Otro amigo periodista de Édgar lo entrevistó en radio por haberle hecho la guayabera al piloto. Así se empezó a propagar su nombre. Lo llamaron del Hotel Santa Teresa para vender camisas en una convención. Allí estaba García Márquez, le regaló una guayabera y el Nobel se la puso, caminó con ella como en un desfile a manera de chanza y Gómez vendió veinte camisas en menos de diez minutos. Días después, Mercedes Barcha, la esposa del Nobel, lo invitó a almorzar lebranche frito en su casa, en el barrio San Diego, para tomarle unas medidas a García Márquez para un pantalón. Es talla 36. En esa casa, Gómez conoció al millonario Alejandro Junco, dueño de un emporio editorial en México, que visitó Cartagena en una flota de diez aviones privados. Por una confusión con su esposa, Junco le pagó a Gómez dos veces la camisa. Mercedes Barcha fue la intermediaria para devolver el dinero, pero el millonario dijo que, en vez de los dólares, le enviara otra guayabera.

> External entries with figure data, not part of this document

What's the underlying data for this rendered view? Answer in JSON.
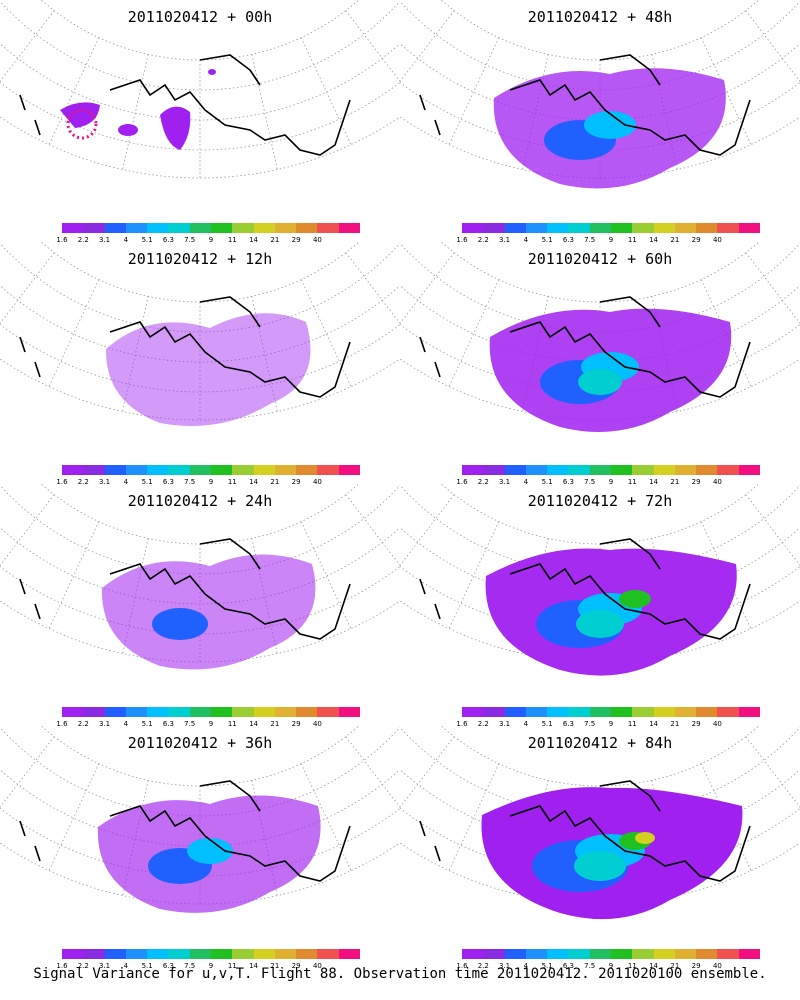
{
  "panels": [
    {
      "title": "2011020412 + 00h",
      "level": 0
    },
    {
      "title": "2011020412 + 48h",
      "level": 4
    },
    {
      "title": "2011020412 + 12h",
      "level": 1
    },
    {
      "title": "2011020412 + 60h",
      "level": 5
    },
    {
      "title": "2011020412 + 24h",
      "level": 2
    },
    {
      "title": "2011020412 + 72h",
      "level": 6
    },
    {
      "title": "2011020412 + 36h",
      "level": 3
    },
    {
      "title": "2011020412 + 84h",
      "level": 7
    }
  ],
  "colorbar": {
    "labels": [
      "1.6",
      "2.2",
      "3.1",
      "4",
      "5.1",
      "6.3",
      "7.5",
      "9",
      "11",
      "14",
      "21",
      "29",
      "40"
    ],
    "colors": [
      "#a020f0",
      "#8a2be2",
      "#2060ff",
      "#1e90ff",
      "#00bfff",
      "#00ced1",
      "#20c060",
      "#20c020",
      "#9acd32",
      "#d4d020",
      "#e0b030",
      "#e08a30",
      "#f05050",
      "#f01080"
    ]
  },
  "caption": "Signal Variance for u,v,T. Flight 88. Observation time 2011020412. 2011020100 ensemble."
}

Años después, una llamada extraña de Bogotá le dio las medidas de un hombre sin nombre: 1.80 m de estatura y talla 34 de pantalón. Al entregar las camisas en el Hotel Caribe, la mujer que le encargó las camisas le confesó al oído que el cliente era Bill Gates. Gómez fue al Hotel Las Américas a escuchar la charla del hombre más rico del mundo en ese entonces. Al ver que Gates tenía su guayabera puesta, su hija le pellizcó el brazo. Édgar brincó y la prensa se dio cuenta. De nuevo, las cámaras lo señalaron como el hombre que le hacía las guayaberas a los poderosos que visitaban Cartagena. Gates le compró veinte camisas más de diferentes colores. Durante su visita siempre se las puso por dentro.

Andrés Pastrana y Ernesto Samper también han sido sus clientes. Álvaro Uribe ha sido muy buen cliente suyo: le ha comprado guayaberas para regalarse al rey Juan Carlos de Borbón y otra para el senador republicano John McCain, y compró más de cincuenta sólo para el matrimonio de su hijo Tomás. Gómez dice que Juan Manuel Santos, otro de sus clientes, es más amable que Uribe, a pesar de que el ex presidente fue quien lo condecoró en 2010 como el mejor sastre del departamento de Norte de Santander.

La lista de hombres poderosos con las guayaberas de Édgar Gómez no parece terminar. Alejandro Santo Domingo, David Lee –el sonidista de The Matrix–y el canciller venezolano Nicolás Maduro tienen sus camisas en sus armarios. El nombre de su marca es contundente: Ego. Pronto, Hugo Chávez también tendrá una guayabera Ego, avaluada en $500.000 y hecha con lino italiano importado. De seguro, la camisa será la más fresca que Chávez se haya puesto en el calor de su poder.